Which means Green had better be ready for big minutes and even bigger responsibilities. It will be on him to slow LeBron, to direct the offense, to lead and cheerlead and do it all without hitting anybody below the belt. He can’t come in like he did in Games 3 and 4 of the Western Conference Finals, when he not only kicked Steven Adams in the junk, but shot a combined 2-of-16, committed 10 turnovers, and was a minus-73. That’s...that’s not good.

He shook it off, though, and has been a net positive for the Warriors in the Finals—a plus-36 overall in 152 minutes. But parse it further, as NBA.com’s John Schumann did, and it looks even better. Draymond Green is a minus-18 in 67 minutes playing alongside a center, but a plus-54 in 85 minutes playing as the center. The Warriors posted a net rating of plus-30 in those 85 minutes. With Bogut out and Festus Ezeli averaging around seven minutes a game in the finals, it makes sense to play Green in the middle as much as possible. Having not played in nearly a week, he should be fresh.

Tonight isn’t just the 20th anniversary of the ‘96 Bulls championship, it’s a year to the day when these Warriors won their first title, also in Game 6, also in Cleveland, where the visiting locker room may still be slightly redolent of champagne. And as much as it would be a thrill to celebrate in front of home fans who have supported them for so long, that would have been best done in Game 5. Winning on the same day, in the same building, should be storybook ending enough.

It won’t be on Green alone. Steph Curry will need to find his shot, Klay Thompson will need to keep making his, and Andre Iguodala will need to continue to be the dynamic two-way player who earned MVP honors last year. If Shaun Livingston and Leandro Barbosa can go nuclear off the bench the way they did in Game 1, that would help too. And of course someone will have to do something to rein in James and Irving, who will no doubt be pumped up by their home crowd. Everyone will have to contribute, it’s the Warriors way.

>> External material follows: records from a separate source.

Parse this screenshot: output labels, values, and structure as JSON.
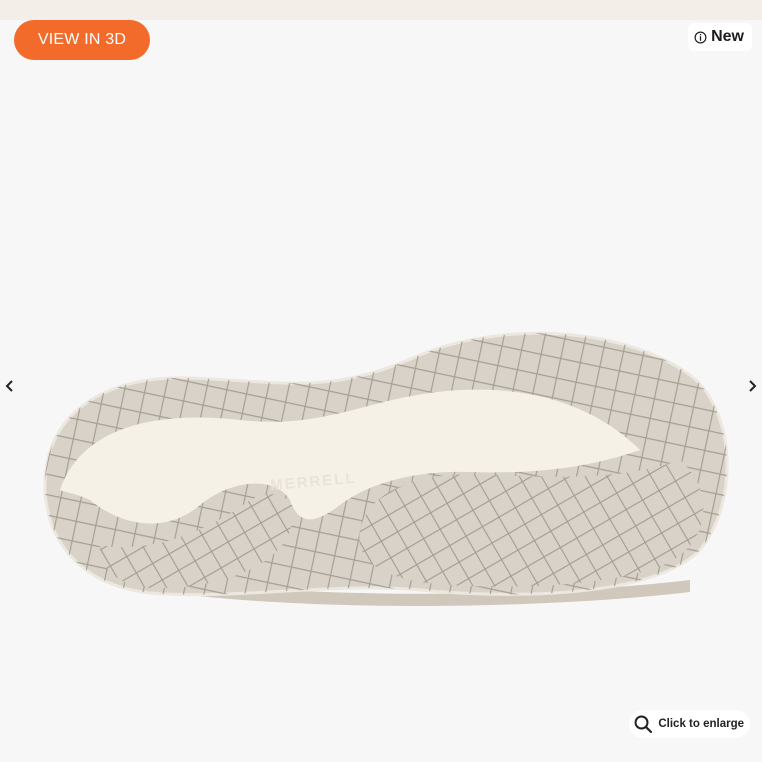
{
  "viewer": {
    "view_3d_label": "VIEW IN 3D",
    "badge_label": "New",
    "enlarge_label": "Click to enlarge",
    "product_image_alt": "Shoe outsole, bottom view",
    "sole_logo": "MERRELL"
  },
  "colors": {
    "accent": "#f26b2a",
    "background": "#f7f7f7",
    "top_strip": "#f3efe8",
    "sole_outer": "#d8d2c8",
    "sole_inner": "#f6f1e6",
    "tread_line": "#9e968a"
  },
  "icons": {
    "info": "info-icon",
    "prev": "chevron-left-icon",
    "next": "chevron-right-icon",
    "zoom": "search-icon"
  }
}
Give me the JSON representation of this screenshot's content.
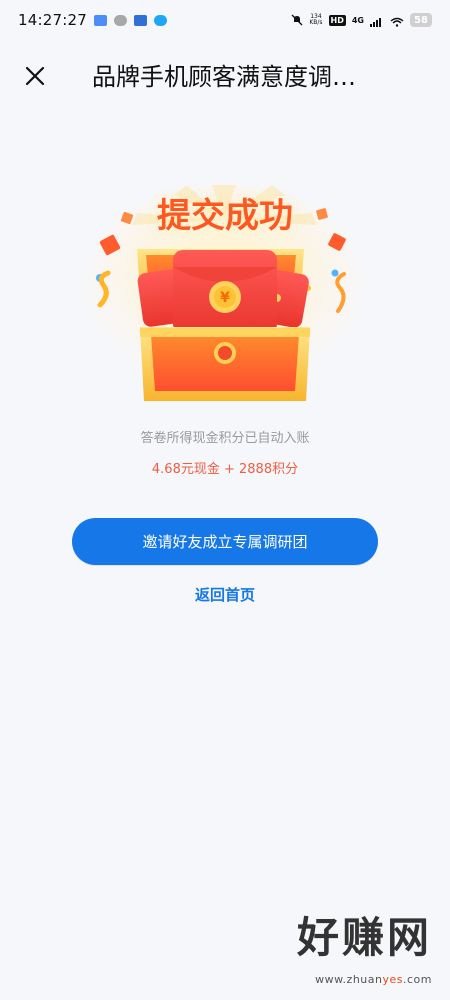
{
  "status_bar": {
    "time": "14:27:27",
    "network_speed_value": "134",
    "network_speed_unit": "KB/s",
    "hd_label": "HD",
    "network_type": "4G",
    "battery": "58"
  },
  "nav": {
    "title": "品牌手机顾客满意度调…"
  },
  "success": {
    "title": "提交成功",
    "info": "答卷所得现金积分已自动入账",
    "reward": "4.68元现金 + 2888积分"
  },
  "actions": {
    "invite_label": "邀请好友成立专属调研团",
    "back_label": "返回首页"
  },
  "watermark": {
    "main": "好赚网",
    "sub_prefix": "www.zhuan",
    "sub_accent": "yes",
    "sub_suffix": ".com"
  },
  "colors": {
    "primary": "#1677e8",
    "reward": "#f05d45",
    "title_orange": "#ff5722"
  }
}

But it’s Green, long underestimated and overlooked, who will be counted upon as the key to most all of the above actually happening. He creates the space, he finds the shooters, he disrupts everything on defense. He gets in LeBron's face and in his head. The Warriors lost big at home without him, a game Green thought he could have turned, and this—a game that could end with his holding his second championship trophy and his first NBA Finals MVP—can serve as redemption for all. If he can leave the drama for his mama (literally!) and just be the Draymond Green who earned All-Star honors and heart-of-the-team status, this can all end tonight. Let someone else get stuck doing the explaining this time.